“Let’s talk about what we need to compete”

Dean C. Garfield photo

The presidential debate tonight provided the final opportunity for the American people to see President Obama and Governor Romney sit side-by-side and debate their plans for the nation for the next four years.  One of the important takeaways from this debate is that both candidates recognize that our foreign policy success is directly entwined with our economic success — for us to be a strong leader globally requires a strong economy locally.

About half-way through the debate, in response to a question about America's role in the world, both candidates offered responses focused on our nation's economic health.  President Obama, for example, pivoted to that economic policy-foreign policy link, when he said, “Let’s talk about what we need to compete.”  And even with the serious discussions about America’s ability to respond to global hot spots and the threat of terror, the two candidates put forward ideas on what we need to compete, and how innovation is key to our nation’s success.

Expanded trade, market access that does not force innovation offshore, education that focuses on science and math, energy innovation – these are the building blocks for job creation and lasting economic growth here at home.  And in this debate, we heard both candidates embrace those ideas.  Now the challenge is turning that high-level bipartisan agreement into real-world policies and approaches that create jobs and drive innovation. 

Throughout these debates, we have been urging the candidates to adopt an all-of-the-above economic policy.  Tonight, they came the closest yet to hitting that mark.  They both talked about the mix of smart choices that need to be made to accelerate job creation and ensure America’s global leadership in innovation and technology development.

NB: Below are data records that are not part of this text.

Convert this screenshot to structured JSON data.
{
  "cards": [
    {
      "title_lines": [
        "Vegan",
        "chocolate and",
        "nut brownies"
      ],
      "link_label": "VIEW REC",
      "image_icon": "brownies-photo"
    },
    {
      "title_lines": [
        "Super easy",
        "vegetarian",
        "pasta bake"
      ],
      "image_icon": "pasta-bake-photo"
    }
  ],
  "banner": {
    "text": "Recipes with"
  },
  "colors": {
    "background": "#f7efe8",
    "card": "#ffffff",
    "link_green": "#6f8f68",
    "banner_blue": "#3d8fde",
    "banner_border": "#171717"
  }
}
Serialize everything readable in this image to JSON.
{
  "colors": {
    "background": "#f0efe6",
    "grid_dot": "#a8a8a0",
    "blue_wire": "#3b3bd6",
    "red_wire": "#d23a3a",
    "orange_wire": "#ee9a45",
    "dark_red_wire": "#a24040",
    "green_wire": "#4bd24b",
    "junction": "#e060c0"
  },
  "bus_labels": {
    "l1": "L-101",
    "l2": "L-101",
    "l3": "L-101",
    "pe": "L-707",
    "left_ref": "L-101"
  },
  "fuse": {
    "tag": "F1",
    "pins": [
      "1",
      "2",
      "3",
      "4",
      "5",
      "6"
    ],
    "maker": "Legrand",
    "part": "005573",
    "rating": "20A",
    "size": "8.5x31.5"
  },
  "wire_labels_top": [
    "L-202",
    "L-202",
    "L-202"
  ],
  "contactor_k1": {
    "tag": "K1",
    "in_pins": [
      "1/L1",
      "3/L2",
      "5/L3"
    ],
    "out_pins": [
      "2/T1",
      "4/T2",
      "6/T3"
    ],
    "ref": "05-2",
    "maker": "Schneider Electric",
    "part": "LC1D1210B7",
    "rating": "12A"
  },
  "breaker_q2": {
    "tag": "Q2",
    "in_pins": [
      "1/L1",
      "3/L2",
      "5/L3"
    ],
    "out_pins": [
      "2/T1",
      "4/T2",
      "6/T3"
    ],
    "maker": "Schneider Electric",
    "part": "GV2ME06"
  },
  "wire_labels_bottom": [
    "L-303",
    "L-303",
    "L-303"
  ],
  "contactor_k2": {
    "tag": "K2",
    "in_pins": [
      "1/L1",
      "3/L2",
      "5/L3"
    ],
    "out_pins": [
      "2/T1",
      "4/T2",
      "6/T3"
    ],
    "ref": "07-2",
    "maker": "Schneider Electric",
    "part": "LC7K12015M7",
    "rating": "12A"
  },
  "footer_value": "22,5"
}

It’s important that tonight is not the end of this conversation.  The man elected president and the hundreds elected to Congress will face major challenges in 2013, and none more central to American families than our ability to spark renewed economic strength.  A national jobs and innovation strategy needs to be at the top of our policy priority list in 2013, and we look to the next president and the next Congress to work together on a bipartisan basis to enact policies that will drive lasting economic growth.